Alors, je n'ai pas besoins de vous dire qu'on aura des citations de cet article dans ma thèse! :-)

15 mai 2009

Bill Cooke - limites psychologiques des méthodes participatives

Bill Cooke a organisé en 2001 un ouvrage avec Uma Kothari appelé "Participation: the new tyranny?" critiquant la mode d'application de méthodes participatives dans le domaine du développement. Le 7ème chapitre de ce livre, écrit par Bill Cooke lui-même, est dédié à la description de 4 risques des méthodes participatives liés au travail de prise de decision en groupe, et expliqués par la psychologie sociale. Le raisonnement de Bill Cooke dans ce chapitre me semble particulièrement intéressant pour susciter chez les praticiens et les chercheurs des précautions par rapport à l'application de méthodes participatives, mais ces risques ne mettent pas en question, à mon avis, l'intérêt de telles méthodes, surtout quand on considère l'importance de la participation pour l'appropriation des processus de développement par les agents locaux.

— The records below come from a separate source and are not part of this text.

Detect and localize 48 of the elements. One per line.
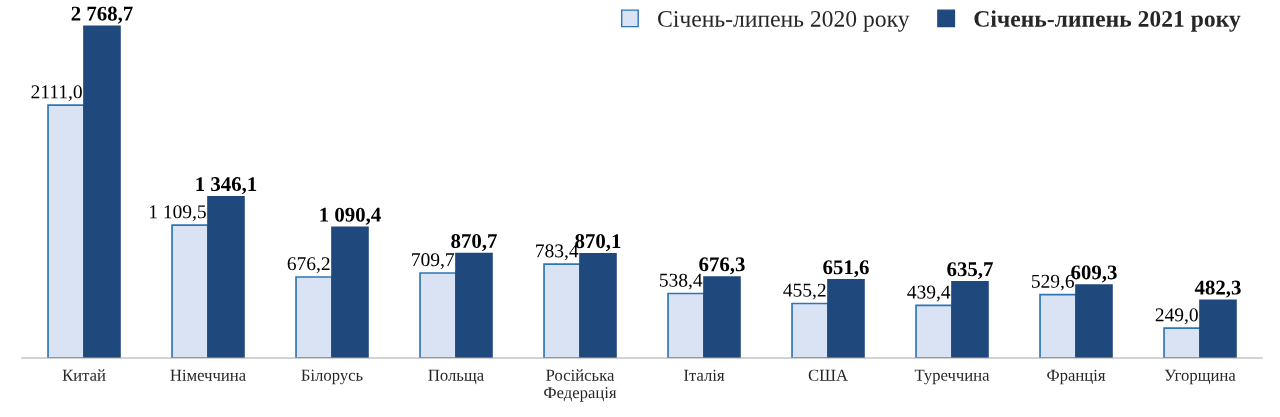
x-tick-label: Туреччина	[914, 369, 990, 385]
data-label: 538,4	[659, 273, 703, 290]
x-tick-label: Італія	[684, 369, 725, 381]
bar	[579, 252, 617, 358]
bar	[455, 252, 493, 358]
bar	[1039, 293, 1077, 358]
bar	[419, 272, 457, 358]
data-label: 870,7	[451, 234, 497, 252]
x-tick-label: США	[808, 369, 848, 381]
bar	[331, 226, 369, 358]
data-label: 635,7	[947, 262, 993, 280]
bar	[951, 280, 989, 358]
bar	[47, 104, 85, 358]
bar	[703, 276, 741, 358]
data-label: 676,3	[699, 257, 745, 275]
data-label: 709,7	[412, 253, 455, 270]
bar	[543, 263, 581, 358]
data-label: 249,0	[1155, 308, 1198, 325]
bar	[915, 304, 953, 358]
legend-label: Січень-липень 2020 року	[658, 10, 910, 32]
x-tick-label: Німеччина	[170, 369, 246, 381]
data-label: 2111,0	[31, 85, 82, 102]
x-tick-label: Франція	[1047, 369, 1106, 385]
data-label: 455,2	[783, 283, 826, 300]
data-label: 1 109,5	[149, 205, 206, 222]
x-tick-label: Польща	[428, 369, 484, 385]
bar	[1163, 327, 1201, 358]
bar	[295, 276, 333, 358]
data-label: 1 090,4	[320, 207, 381, 225]
bar	[1075, 284, 1113, 358]
data-label: 676,2	[287, 257, 330, 274]
bar	[827, 279, 865, 358]
bar	[667, 292, 705, 358]
x-tick-label: Білорусь	[301, 369, 363, 385]
data-label: 651,6	[823, 260, 869, 278]
bar	[207, 195, 245, 358]
bar	[171, 224, 209, 358]
bar	[1199, 299, 1237, 358]
x-tick-label: Китай	[62, 369, 106, 381]
data-label: 482,3	[1194, 280, 1241, 298]
data-label: 2 768,7	[71, 6, 133, 24]
x-tick-label: Російська Федерація	[544, 369, 617, 402]
data-label: 439,4	[907, 285, 951, 302]
x-tick-label: Угорщина	[1164, 369, 1236, 385]
legend-label: Січень-липень 2021 року	[974, 10, 1241, 32]
bar	[83, 25, 121, 358]
data-label: 1 346,1	[196, 177, 257, 195]
bar	[791, 302, 829, 358]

Les 4 risques décrits par Bill Cooke sont:

le "risky shift": le fait que les décisions prises en groupe on tendance à être plus risquées que celles prises individuellement. Plusieurs raisons sont avancées selon le contexte. Aux EUA, par exemple, la prise de risque est valorisée socialement et donc les personnes dans une discussion en groupe auraient tendance à vouloir se montrer plus propices à la prise de risque que elles les sont en vérité. Une autre raison que me semble plus général et que probablement joue un rôle dans la majorité des cas, indépendamment de l'origine des participants, est le fait que dans des décisions prises en groupe la responsabilisation des acteurs individuels peut sembler diminuée, en autres termes, les individus peuvent se sentir moins responsables par la décision prise en groupe et donc se sentir, chacun à son tour moins préoccupé avec les risques de la décision, ce qui donne comme résultat général la prise d'une décision plus risquée.

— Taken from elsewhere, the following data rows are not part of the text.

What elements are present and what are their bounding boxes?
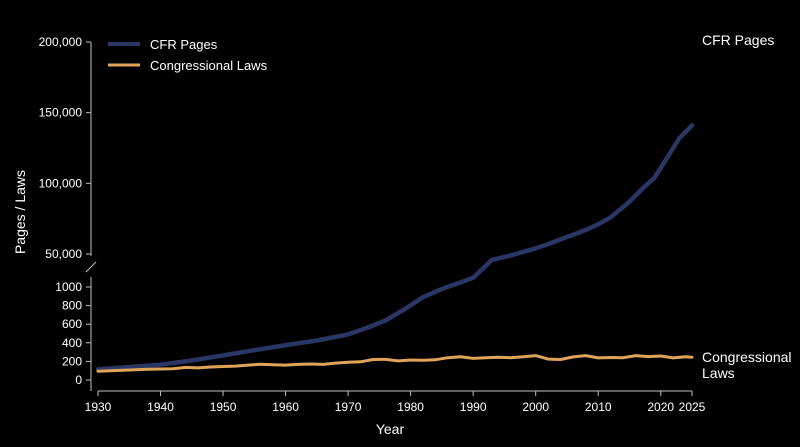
end-label-cfr-pages: CFR Pages	[702, 32, 774, 48]
labels: 1930 1940 1950 1960 1970 1980 1990 2000 2010 2020…	[39, 35, 706, 414]
axes	[85, 41, 693, 396]
y-tick-label: 1000	[55, 280, 82, 294]
legend-label-congressional-laws: Congressional Laws	[150, 58, 268, 73]
x-tick-label: 2020	[647, 400, 674, 414]
x-tick-label: 2000	[522, 400, 549, 414]
series-line-cfr-pages	[95, 123, 695, 372]
y-tick-label: 100,000	[39, 176, 83, 190]
y-tick-label: 0	[75, 373, 82, 387]
x-tick-label: 2025	[679, 400, 706, 414]
end-label-congressional-laws-line-1: Congressional	[702, 349, 792, 365]
x-tick-label: 1930	[85, 400, 112, 414]
legend: CFR Pages Congressional Laws	[108, 37, 268, 73]
y-axis-title: Pages / Laws	[12, 170, 28, 254]
x-tick-label: 2010	[585, 400, 612, 414]
series-layer	[95, 123, 695, 373]
series-line-congressional-laws	[96, 354, 694, 373]
y-tick-label: 400	[62, 336, 82, 350]
end-label-congressional-laws-line-2: Laws	[702, 365, 735, 381]
x-tick-label: 1990	[460, 400, 487, 414]
axis-break-mark	[85, 261, 97, 273]
y-tick-label: 200,000	[39, 35, 83, 49]
y-tick-label: 150,000	[39, 106, 83, 120]
x-tick-label: 1980	[397, 400, 424, 414]
end-label-congressional-laws: Congressional Laws	[702, 349, 795, 381]
y-tick-label: 600	[62, 317, 82, 331]
x-tick-label: 1970	[335, 400, 362, 414]
y-tick-label: 50,000	[45, 247, 82, 261]
x-tick-label: 1950	[210, 400, 237, 414]
y-tick-label: 200	[62, 354, 82, 368]
x-axis-title: Year	[376, 421, 405, 437]
x-tick-label: 1960	[272, 400, 299, 414]
x-tick-label: 1940	[147, 400, 174, 414]
legend-label-cfr-pages: CFR Pages	[150, 37, 218, 52]
y-tick-label: 800	[62, 299, 82, 313]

le "paradoxe d'Abilene": le fait que, d'après des intentions individuelles de correspondre à une volonté supposée du groupe, les décisions prises en groupe peuvent être à l'opposé des volontés individuelles. La volonté tout à fait légitime des membres d'un groupe à arriver à un consensus peut donner lieu à un effet indésirable: par un manque de compréhension mutuelle, chaque individu exprime un avis contraire à son opinion personnelle en voulant plaire à ses compagnons. La contagion mentale de cet état d'esprit peut aboutir à une décision qui finalement n'était soutenu véritablement par aucun des membres du groupe!

le "groupthink": l'attachement ferme du groupe à des idées ou des schémas mentaux spécifiques peut engendrer un manque de fléxibilité et d'ouverture qui les améne à rejetter, à partir d'une réaction emotionnelle, toute idée contraire à celles établies. Lorsque ce niveau d'attachement et d'identification idéologique est atteint dans un groupe, même des critiques venant des membres du propre groupe seront fermement rejetées, à un tel point que les membres se sentiront de moins en moins à l'aise pour présenter ouvertement des nouvelles critiques.

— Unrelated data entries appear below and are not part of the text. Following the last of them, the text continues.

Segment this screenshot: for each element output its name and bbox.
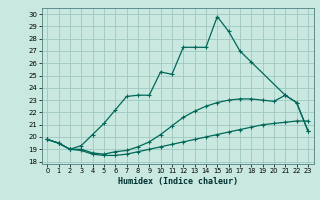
- X-axis label: Humidex (Indice chaleur): Humidex (Indice chaleur): [118, 177, 237, 186]
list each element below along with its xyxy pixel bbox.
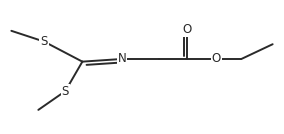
Text: O: O <box>212 52 221 66</box>
Text: N: N <box>118 52 126 66</box>
Text: S: S <box>62 85 69 98</box>
Text: O: O <box>183 23 192 36</box>
Text: S: S <box>40 35 48 48</box>
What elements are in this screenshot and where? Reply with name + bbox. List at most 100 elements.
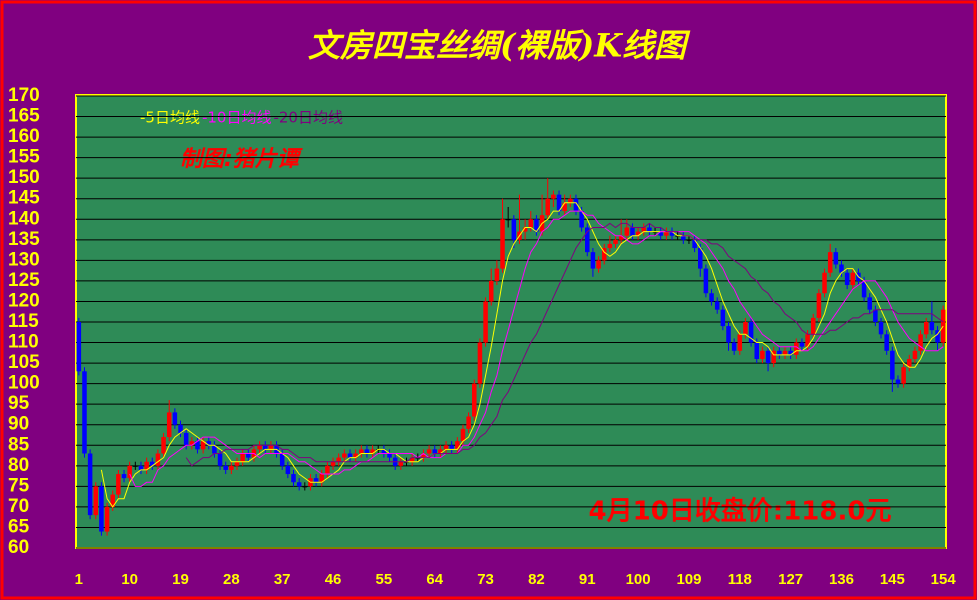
candle-body: [285, 465, 291, 475]
candle-body: [748, 322, 754, 343]
candle-body: [788, 350, 793, 355]
candle-body: [296, 482, 302, 487]
candle-body: [624, 227, 630, 236]
candle-body: [116, 474, 121, 495]
candle-body: [330, 461, 336, 466]
candle-body: [601, 248, 607, 261]
candle-body: [494, 268, 500, 281]
candle-body: [833, 252, 839, 265]
x-tick-label: 82: [528, 571, 545, 588]
y-tick-label: 90: [8, 414, 29, 435]
candle-body: [206, 441, 212, 446]
candle-body: [873, 309, 878, 322]
candle-body: [737, 334, 743, 351]
candle-body: [166, 412, 172, 438]
candle-body: [409, 457, 415, 462]
candle-body: [912, 350, 918, 359]
x-tick-label: 10: [121, 571, 138, 588]
candle-body: [754, 342, 760, 359]
candle-body: [681, 235, 686, 240]
candle-body: [743, 322, 748, 335]
y-tick-label: 150: [8, 167, 40, 188]
candle-body: [585, 227, 590, 253]
candle-body: [449, 445, 454, 450]
candle-body: [87, 453, 93, 516]
x-tick-label: 1: [75, 571, 83, 588]
candle-body: [568, 198, 573, 203]
candle-body: [488, 280, 494, 302]
candle-body: [669, 231, 675, 236]
candle-body: [500, 219, 505, 269]
candle-body: [810, 317, 816, 335]
candle-body: [918, 334, 923, 351]
x-tick-label: 100: [626, 571, 651, 588]
moving-average-line: [185, 222, 944, 467]
x-tick-label: 73: [477, 571, 494, 588]
candle-body: [229, 465, 234, 470]
candle-body: [895, 379, 901, 384]
candle-body: [839, 264, 844, 273]
y-tick-label: 115: [8, 311, 39, 332]
candle-body: [359, 449, 364, 454]
candle-body: [189, 441, 195, 446]
y-tick-label: 110: [8, 332, 39, 353]
y-tick-label: 75: [8, 475, 30, 496]
candle-body: [607, 243, 613, 249]
candle-body: [664, 231, 669, 236]
candle-body: [319, 474, 325, 483]
candle-body: [472, 383, 477, 417]
moving-average-line: [129, 210, 944, 487]
candle-body: [279, 453, 285, 466]
candle-body: [596, 260, 601, 269]
x-tick-label: 37: [274, 571, 291, 588]
candle-body: [93, 486, 99, 516]
candle-body: [805, 334, 810, 347]
candle-body: [426, 449, 432, 454]
y-tick-label: 140: [8, 208, 40, 229]
candle-body: [212, 445, 217, 454]
candle-body: [590, 252, 596, 269]
y-tick-label: 70: [8, 496, 29, 517]
candle-body: [867, 297, 872, 310]
candle-body: [336, 457, 341, 462]
chart-title: 文房四宝丝绸(裸版)K线图: [308, 27, 691, 65]
candle-body: [195, 441, 200, 450]
candle-body: [302, 486, 308, 488]
x-tick-label: 145: [880, 571, 905, 588]
candle-body: [483, 301, 488, 343]
x-tick-label: 136: [829, 571, 854, 588]
candle-body: [200, 441, 206, 450]
candle-body: [127, 465, 132, 479]
candle-body: [675, 235, 680, 237]
y-tick-label: 165: [8, 106, 40, 127]
candle-body: [771, 350, 776, 364]
candle-body: [765, 350, 771, 364]
y-tick-label: 105: [8, 352, 40, 373]
candle-body: [647, 227, 652, 232]
candle-body: [387, 453, 392, 458]
candle-body: [551, 194, 556, 199]
y-tick-label: 135: [8, 229, 40, 250]
candle-body: [573, 198, 579, 212]
candle-body: [325, 465, 330, 475]
candle-body: [528, 219, 534, 228]
candle-body: [850, 272, 856, 286]
y-tick-label: 130: [8, 249, 40, 270]
candle-body: [257, 445, 262, 450]
candle-body: [398, 461, 404, 466]
candle-body: [421, 453, 426, 458]
candle-body: [381, 449, 387, 454]
y-tick-label: 125: [8, 270, 40, 291]
candle-body: [794, 342, 799, 355]
candle-body: [534, 219, 539, 232]
candle-body: [438, 449, 443, 454]
y-tick-label: 155: [8, 147, 40, 168]
candle-body: [99, 486, 104, 532]
candle-body: [709, 293, 714, 302]
y-tick-label: 60: [8, 537, 29, 558]
candle-body: [618, 235, 624, 240]
candle-body: [760, 350, 765, 359]
candle-body: [234, 461, 240, 466]
candle-body: [178, 424, 183, 433]
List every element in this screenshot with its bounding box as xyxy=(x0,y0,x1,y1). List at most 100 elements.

la "persuasion coercitive": le fait que l'art de la rhétorique peut être utilisé pour manipuler le groupe dans la prise de décision. Ainsi l'individu le plus communicatif et éloquent peut dominer la discussion et finalement faire passer ses idées comme celles portant la légitimité du choix collectif. Dans les projets de développement, cela nous ramène à la diversité des acteurs, en particulier les différences formelles et cognitives entre acteurs locaux et extérieurs: même sans le vouloir et indépendamment du niveau d'effort qu'il fasse pour minimiser son influence dans la prise de décision, l'animateur d'un groupe de discussion joue un rôle fondamental dans la conduction des échanges et la construction des décisions.

Ce sont certainement des points intéressants à prendre en compte dans tout travail en groupe,et particulièrement dans les méthodes participatives appliquées aux projets de développement. Je garde toutefois l'impression que ces réserves ne nient pas l'intérêt des méthodes participatives; elles montrent simplement qu'elle ne doivent pas être appliquées de façon naïve.

12 mai 2009

Article - Kiyindou, 2000

Auteur : Alain Kiyindou
Titre : Culture et appropriation de l'information générale et spécialisée en milieu rural africain
dans: Hermes
Année : 2000

quelques morceaux de l'article:

"L'appropriation dépasse donc la simple offre, la réponse à une demande d'information, mais elle devient construction, adaptation en fonction des besoins de l'individu, faite par l'individu lui-même. Cette adaptation s'étudie à travers les usages de l'information générale et spécialisée. En effet, l'appropriation est liée à l'usage de l'information, un usage qui dépend principalement de deux critères à savoir l'accessibilité et la validité de l'information, ce que Le Coadic définit à travers les concepts d'usabilité et d'utilité." (p.234)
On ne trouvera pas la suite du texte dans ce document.